Елизавета Николаевна оглядывается по сторонам, придвигается к маминому уху и шепчет:

— Я ее к Зине на Фили везу!

— Вот оно что!.. — кивает мама. — Но ведь и там начнется та же история…

— Там соседушек таких распрекрасных нету, — шепчет Елизавета Николаевна уже погромче, — чтобы на людей заявляли и доносы строчили!

— Да, вы подумайте, — соглашается мама, — то, что ни ночь — гость косяком, а как милиция на порог — у нее ни души, пусто! Комар носа не подточит.

— Еще бы! Сама приглашала. Ясное дело, не станет других приводить, когда этих ждет.

— Что ты врешь? Что ты брешешь?! — выскакивает из своей комнаты Наина Ивановна. — Кого я приглашала? Кто на тебя доносы строчит? Нужна ты мне, мараться об тебя!

— Мараться! Чистюля! — отвечает Елизавета Николаевна. — У тебя заноза в жопе, дня не проживешь, чтобы кому-нибудь не напакостить! Давай, радуйся теперь, радуйся — выжила старуху, победила!

— Если хочешь знать, они к тебе вообще случайно попали, — сообщает Наина Ивановна. — Это у них искали, — показывает она на маму, — а к тебе так, для порядку сунулись.

— У нас?! — не верит мама. — Что же им у нас искать?

— А то вы, Нина Владимировна, не знаете! Все гимназисточку из себя строите. Чего искали? Гостя вашего искали!

— Какого гостя? Что вы имеете в виду? Я вообще не понимаю… И потом, извините меня, что это за тон?.. Я не привыкла, чтобы со мной так разговаривали. То, что у меня останавливался двоюродный брат, так я предупредила в домоуправлении. С какой стати кто-то станет его искать?

— С такой стати, — фыркает Наина Ивановна, — что папаша его, дядя ваш родной, Елизаветы Францевны брат, под следствием находится, а сын его у вас тут скрывается!

— Он ни от кого не скрывается! — возмущается мама. — Абсолютно не скрывается и не думает… Наоборот, обивает пороги во всех инстанциях.

— Не скрывается! — не уступает Наина Ивановна. — Не скрывается, а как милиция пришла, так его и след простыл!

— Что значит — простыл?

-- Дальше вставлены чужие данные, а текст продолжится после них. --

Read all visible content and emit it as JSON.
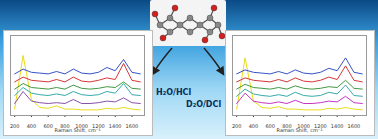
{
  "chart_data": [
    {
      "type": "line",
      "xlabel": "Raman Shift, cm⁻¹",
      "x": [
        200,
        300,
        400,
        500,
        600,
        700,
        800,
        900,
        1000,
        1100,
        1200,
        1300,
        1400,
        1500,
        1600,
        1700
      ],
      "xlim": [
        150,
        1750
      ],
      "xticks": [
        200,
        400,
        600,
        800,
        1000,
        1200,
        1400,
        1600
      ],
      "ylim": [
        0,
        100
      ],
      "tick_labels": "x",
      "series": [
        {
          "color": "#e6d800",
          "values": [
            8,
            75,
            20,
            10,
            9,
            12,
            8,
            8,
            7,
            7,
            7,
            9,
            8,
            10,
            8,
            7
          ]
        },
        {
          "color": "#7b3fa0",
          "values": [
            15,
            30,
            18,
            16,
            15,
            16,
            15,
            20,
            15,
            15,
            16,
            18,
            17,
            22,
            16,
            15
          ]
        },
        {
          "color": "#20a0a0",
          "values": [
            25,
            35,
            28,
            26,
            25,
            27,
            25,
            30,
            26,
            25,
            26,
            30,
            28,
            40,
            26,
            25
          ]
        },
        {
          "color": "#2e8b2e",
          "values": [
            33,
            40,
            35,
            34,
            33,
            35,
            33,
            38,
            34,
            33,
            34,
            36,
            35,
            42,
            34,
            33
          ]
        },
        {
          "color": "#d02020",
          "values": [
            42,
            48,
            44,
            43,
            42,
            45,
            42,
            48,
            43,
            42,
            44,
            47,
            45,
            65,
            44,
            42
          ]
        },
        {
          "color": "#2040c0",
          "values": [
            52,
            58,
            54,
            53,
            52,
            55,
            52,
            58,
            53,
            52,
            54,
            60,
            56,
            70,
            54,
            52
          ]
        }
      ]
    },
    {
      "type": "line",
      "xlabel": "Raman Shift, cm⁻¹",
      "x": [
        200,
        300,
        400,
        500,
        600,
        700,
        800,
        900,
        1000,
        1100,
        1200,
        1300,
        1400,
        1500,
        1600,
        1700
      ],
      "xlim": [
        150,
        1750
      ],
      "xticks": [
        200,
        400,
        600,
        800,
        1000,
        1200,
        1400,
        1600
      ],
      "ylim": [
        0,
        100
      ],
      "tick_labels": "x",
      "series": [
        {
          "color": "#e6d800",
          "values": [
            8,
            72,
            18,
            10,
            9,
            11,
            8,
            8,
            7,
            7,
            7,
            9,
            8,
            10,
            8,
            7
          ]
        },
        {
          "color": "#c020c0",
          "values": [
            15,
            28,
            18,
            16,
            15,
            17,
            15,
            19,
            15,
            15,
            16,
            18,
            17,
            24,
            16,
            15
          ]
        },
        {
          "color": "#20a0a0",
          "values": [
            24,
            33,
            27,
            25,
            24,
            26,
            24,
            29,
            25,
            24,
            25,
            29,
            27,
            38,
            25,
            24
          ]
        },
        {
          "color": "#2e8b2e",
          "values": [
            33,
            39,
            35,
            34,
            33,
            35,
            33,
            37,
            34,
            33,
            34,
            36,
            35,
            44,
            34,
            33
          ]
        },
        {
          "color": "#d02020",
          "values": [
            42,
            47,
            44,
            43,
            42,
            45,
            42,
            47,
            43,
            42,
            44,
            48,
            45,
            62,
            44,
            42
          ]
        },
        {
          "color": "#2040c0",
          "values": [
            52,
            57,
            54,
            53,
            52,
            55,
            52,
            57,
            53,
            52,
            54,
            59,
            56,
            72,
            54,
            52
          ]
        }
      ]
    }
  ],
  "arrows": [
    {
      "label": "H₂O/HCl"
    },
    {
      "label": "D₂O/DCl"
    }
  ]
}
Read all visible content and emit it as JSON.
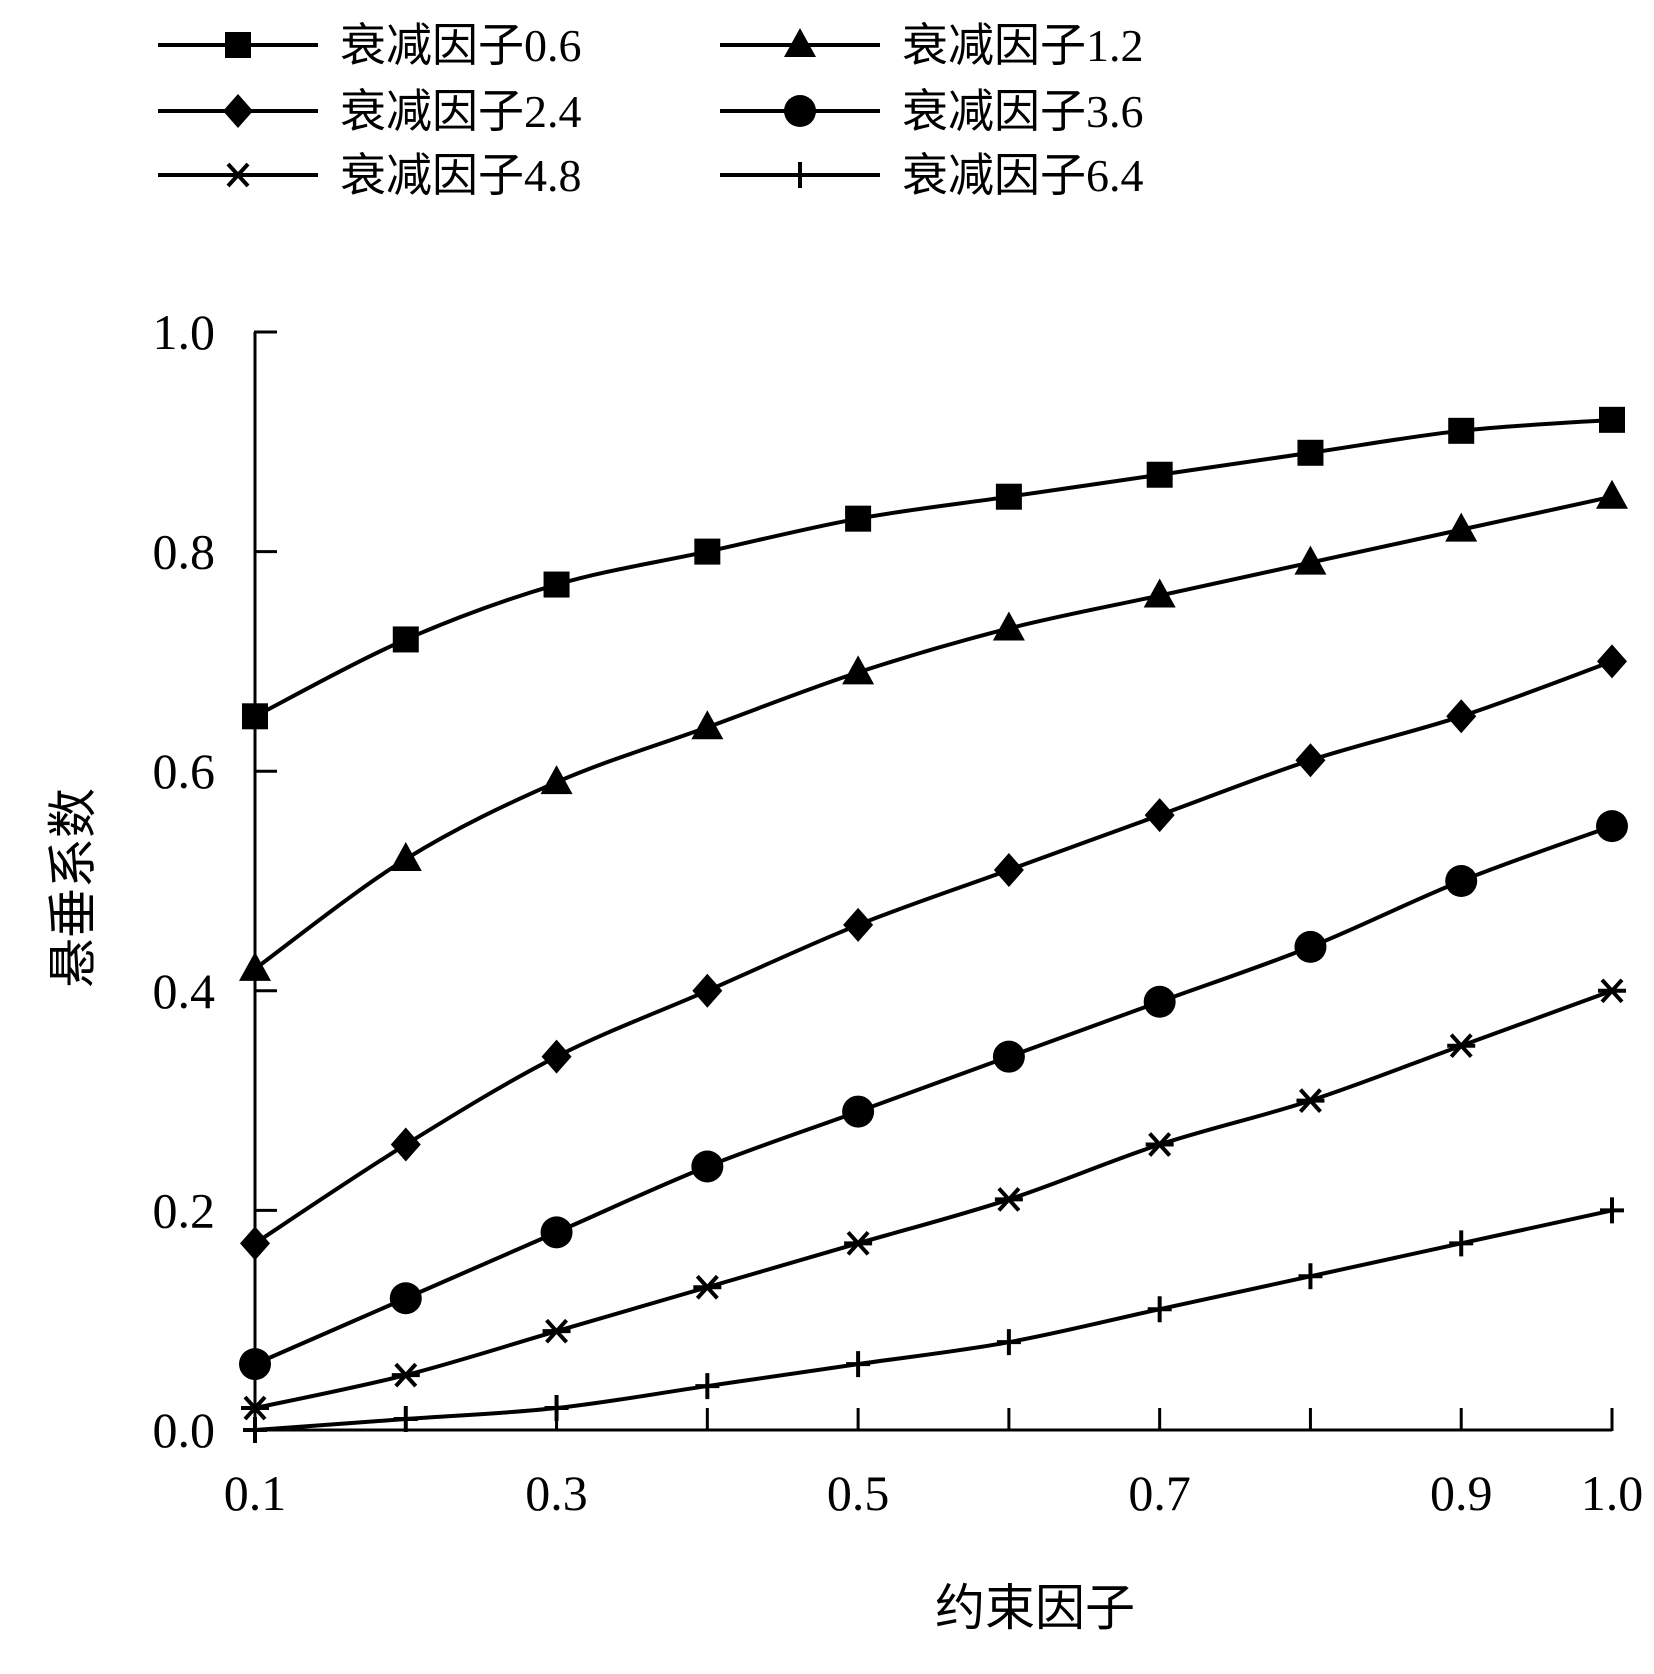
{
  "chart_data": {
    "type": "line",
    "title": "",
    "xlabel": "约束因子",
    "ylabel": "悬垂系数",
    "xlim": [
      0.1,
      1.0
    ],
    "ylim": [
      0.0,
      1.0
    ],
    "xticks": [
      "0.1",
      "0.3",
      "0.5",
      "0.7",
      "0.9",
      "1.0"
    ],
    "xtick_values": [
      0.1,
      0.3,
      0.5,
      0.7,
      0.9,
      1.0
    ],
    "yticks": [
      "0.0",
      "0.2",
      "0.4",
      "0.6",
      "0.8",
      "1.0"
    ],
    "ytick_values": [
      0.0,
      0.2,
      0.4,
      0.6,
      0.8,
      1.0
    ],
    "grid": false,
    "legend_position": "top",
    "x": [
      0.1,
      0.2,
      0.3,
      0.4,
      0.5,
      0.6,
      0.7,
      0.8,
      0.9,
      1.0
    ],
    "series": [
      {
        "name": "衰减因子0.6",
        "marker": "square",
        "values": [
          0.65,
          0.72,
          0.77,
          0.8,
          0.83,
          0.85,
          0.87,
          0.89,
          0.91,
          0.92
        ]
      },
      {
        "name": "衰减因子1.2",
        "marker": "triangle",
        "values": [
          0.42,
          0.52,
          0.59,
          0.64,
          0.69,
          0.73,
          0.76,
          0.79,
          0.82,
          0.85
        ]
      },
      {
        "name": "衰减因子2.4",
        "marker": "diamond",
        "values": [
          0.17,
          0.26,
          0.34,
          0.4,
          0.46,
          0.51,
          0.56,
          0.61,
          0.65,
          0.7
        ]
      },
      {
        "name": "衰减因子3.6",
        "marker": "circle",
        "values": [
          0.06,
          0.12,
          0.18,
          0.24,
          0.29,
          0.34,
          0.39,
          0.44,
          0.5,
          0.55
        ]
      },
      {
        "name": "衰减因子4.8",
        "marker": "asterisk",
        "values": [
          0.02,
          0.05,
          0.09,
          0.13,
          0.17,
          0.21,
          0.26,
          0.3,
          0.35,
          0.4
        ]
      },
      {
        "name": "衰减因子6.4",
        "marker": "plus",
        "values": [
          0.0,
          0.01,
          0.02,
          0.04,
          0.06,
          0.08,
          0.11,
          0.14,
          0.17,
          0.2
        ]
      }
    ],
    "colors": {
      "line": "#000000",
      "background": "#ffffff"
    }
  }
}
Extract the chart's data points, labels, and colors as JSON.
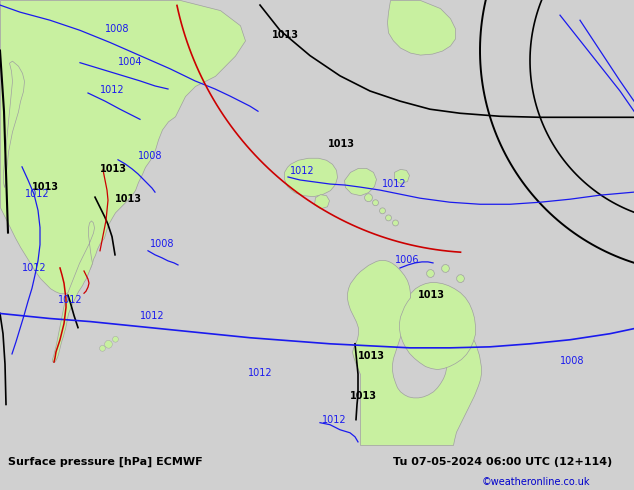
{
  "title_left": "Surface pressure [hPa] ECMWF",
  "title_right": "Tu 07-05-2024 06:00 UTC (12+114)",
  "copyright": "©weatheronline.co.uk",
  "land_color": "#c8f0a0",
  "ocean_color": "#d8d8d8",
  "border_color": "#a0a0a0",
  "footer_bg": "#d0d0d0",
  "contour_black": "#000000",
  "contour_blue": "#1a1aee",
  "contour_red": "#cc0000",
  "lw_main": 1.2,
  "lw_thin": 0.9,
  "label_fs": 7,
  "footer_fs": 8,
  "copy_fs": 7,
  "copy_color": "#0000cc"
}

Пожил неделю и уехал обратно в Минск. Не на веки ж вечные ему тут оставаться? Можно подумать, что человек уже не имеет права вернуться к себе домой. Вы меня извините, Наина Ивановна, но вы, ей-богу, сочиняете какую-то нелепицу… Никто у меня про него не спрашивал и не заикался.

— Так они вам и станут спрашивать! Нашли дураков.

— А в тот раз? — наседает на Наину Ивановну Елизавета Николаевна. — В тот раз, тоже скажешь, не ты их вызывала? А?

— Тот раз к этому разу не относится!